Проходил и он внутрь «купалки», а там раздолье — можно выплыть в открытое море, можно прыгать с трамплинов. Вот и прыгал Тофик (так звали моего соседа), пока не налетел на разбитый баллон под водой. Мне до сих пор непонятно, ведь баллон (банка трёхлитровая) всегда был ценностью в семье и как он разбитый мог оказаться в купальне и тем более разбитый.
Похоронили Тофика.
А спустя некоторое время подбил я своих соседей-пацанов пойти и посмотреть на табличку, на которой должно было быть написано: «На этом станке работал Тофик Рагимов». Ведь так всегда поступали. Пошли мы тогда нашей небольшой компанией посмотреть. Дошли до «ремеслухи», там где она была полукруглой, а через окна были видны станки. На одном из них и работал Тофик.
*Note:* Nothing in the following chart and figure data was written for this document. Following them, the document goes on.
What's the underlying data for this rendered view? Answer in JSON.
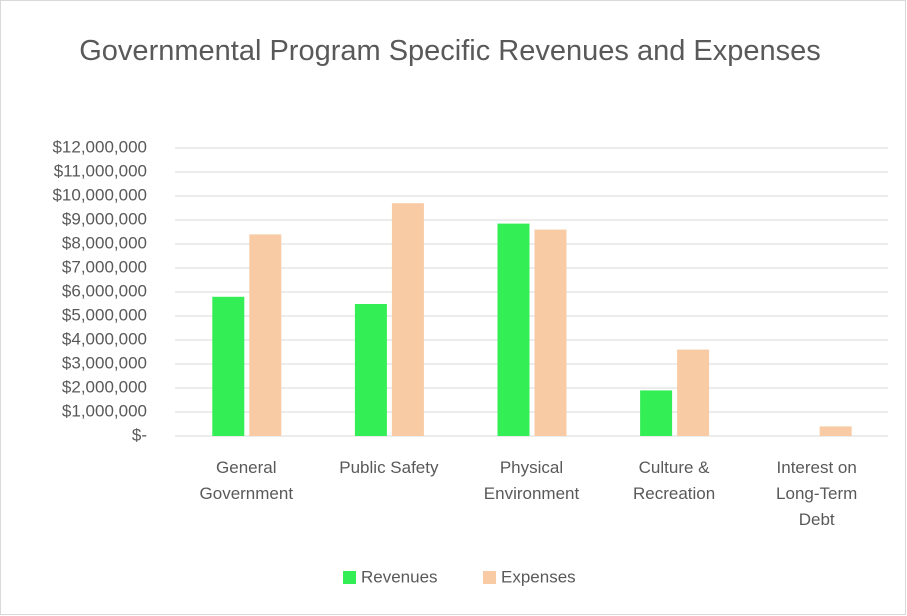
{
  "chart_data": {
    "type": "bar",
    "title": "Governmental Program Specific Revenues and Expenses",
    "categories": [
      "General Government",
      "Public Safety",
      "Physical Environment",
      "Culture & Recreation",
      "Interest on Long-Term Debt"
    ],
    "series": [
      {
        "name": "Revenues",
        "color": "#33ee55",
        "values": [
          5800000,
          5500000,
          8850000,
          1900000,
          0
        ]
      },
      {
        "name": "Expenses",
        "color": "#f8cba5",
        "values": [
          8400000,
          9700000,
          8600000,
          3600000,
          400000
        ]
      }
    ],
    "ylim": [
      0,
      12000000
    ],
    "yticks": [
      {
        "value": 0,
        "label": "$-"
      },
      {
        "value": 1000000,
        "label": "$1,000,000"
      },
      {
        "value": 2000000,
        "label": "$2,000,000"
      },
      {
        "value": 3000000,
        "label": "$3,000,000"
      },
      {
        "value": 4000000,
        "label": "$4,000,000"
      },
      {
        "value": 5000000,
        "label": "$5,000,000"
      },
      {
        "value": 6000000,
        "label": "$6,000,000"
      },
      {
        "value": 7000000,
        "label": "$7,000,000"
      },
      {
        "value": 8000000,
        "label": "$8,000,000"
      },
      {
        "value": 9000000,
        "label": "$9,000,000"
      },
      {
        "value": 10000000,
        "label": "$10,000,000"
      },
      {
        "value": 11000000,
        "label": "$11,000,000"
      },
      {
        "value": 12000000,
        "label": "$12,000,000"
      }
    ],
    "grid": true,
    "legend": "bottom"
  }
}
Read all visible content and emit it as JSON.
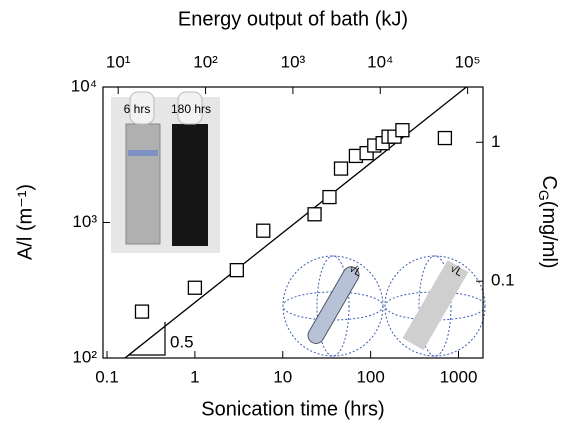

Но никаких табличек не было, и мы, разочарованные, пошли на наш склон потренироваться в подъёме на вершину.
Но Тофик был не единственным ученик это «ремеслянки», был и ещё один.
Эта семья жила на третьем этаже. Они проживали временно. Они были беженцами из Ленинграда. Не самого Ленинграда, а какого-то села из под него. Немцы уже захватили это село, когда они смогли бежать. Мальчик — его звали Сергей, всегда ходил с перевязанной шеей. По его словам его ранила пуля, которая убила деда. Пуля застряла в шее. И только в Баку её удалили. Он показывал эту пулю и даже разрешал подержать её.
Вот этот Сергей тоже учился в этом училище. Только он не был токарем, а учился на слесаря-лекальщика. Кто это такой я узнал уже намного позже.
Такая же гимнастёрочка как и у Тофика и такие же башмаки, а вот пояс у него был... до сих пор помню и даже завидую ему ремесленику того времени.
Сам-то пояс был тот же, а вот вместо бляхи была пряжка. Пряжка необыкновенная, она была в виде сердца. Сердце делилось на две части и для того, чтоб запереть его, надо было соединить эти части и проткнуть кинжалом, который висел на цепочке, прикреплённый к бляхе. Это было чудо-чудесное.
Когда Сергей проходил практику, работая на токарном станке, то принёс мне выточенную им «фурфуру». Волчёк другими словами. И соседские мальчишки всегда завидовали этому моему богатству. А я так и не научился гонять эту «фурфуру», как гоняли они. В итоге, она перешла во владения кому-то другому. Поменялись.
Вот и всё что вспомнилось о соседях моих - Тофике, Сергее и, самое главное, о «купалке», «ремеслухе» и МУКах. Так и остались они у меня как близницы, одной пуповиной связанные.
P.S. В последний раз был я в старом здании "ремеслухи" в семидесятом. Здание потрескавшиеся, и в него было страшно заходить. «Ремеслуха» переехала в двухэтажку около «Интуриста». Позже туда переехал военкомат. Вот оно как всё переплелось и соседи и дома.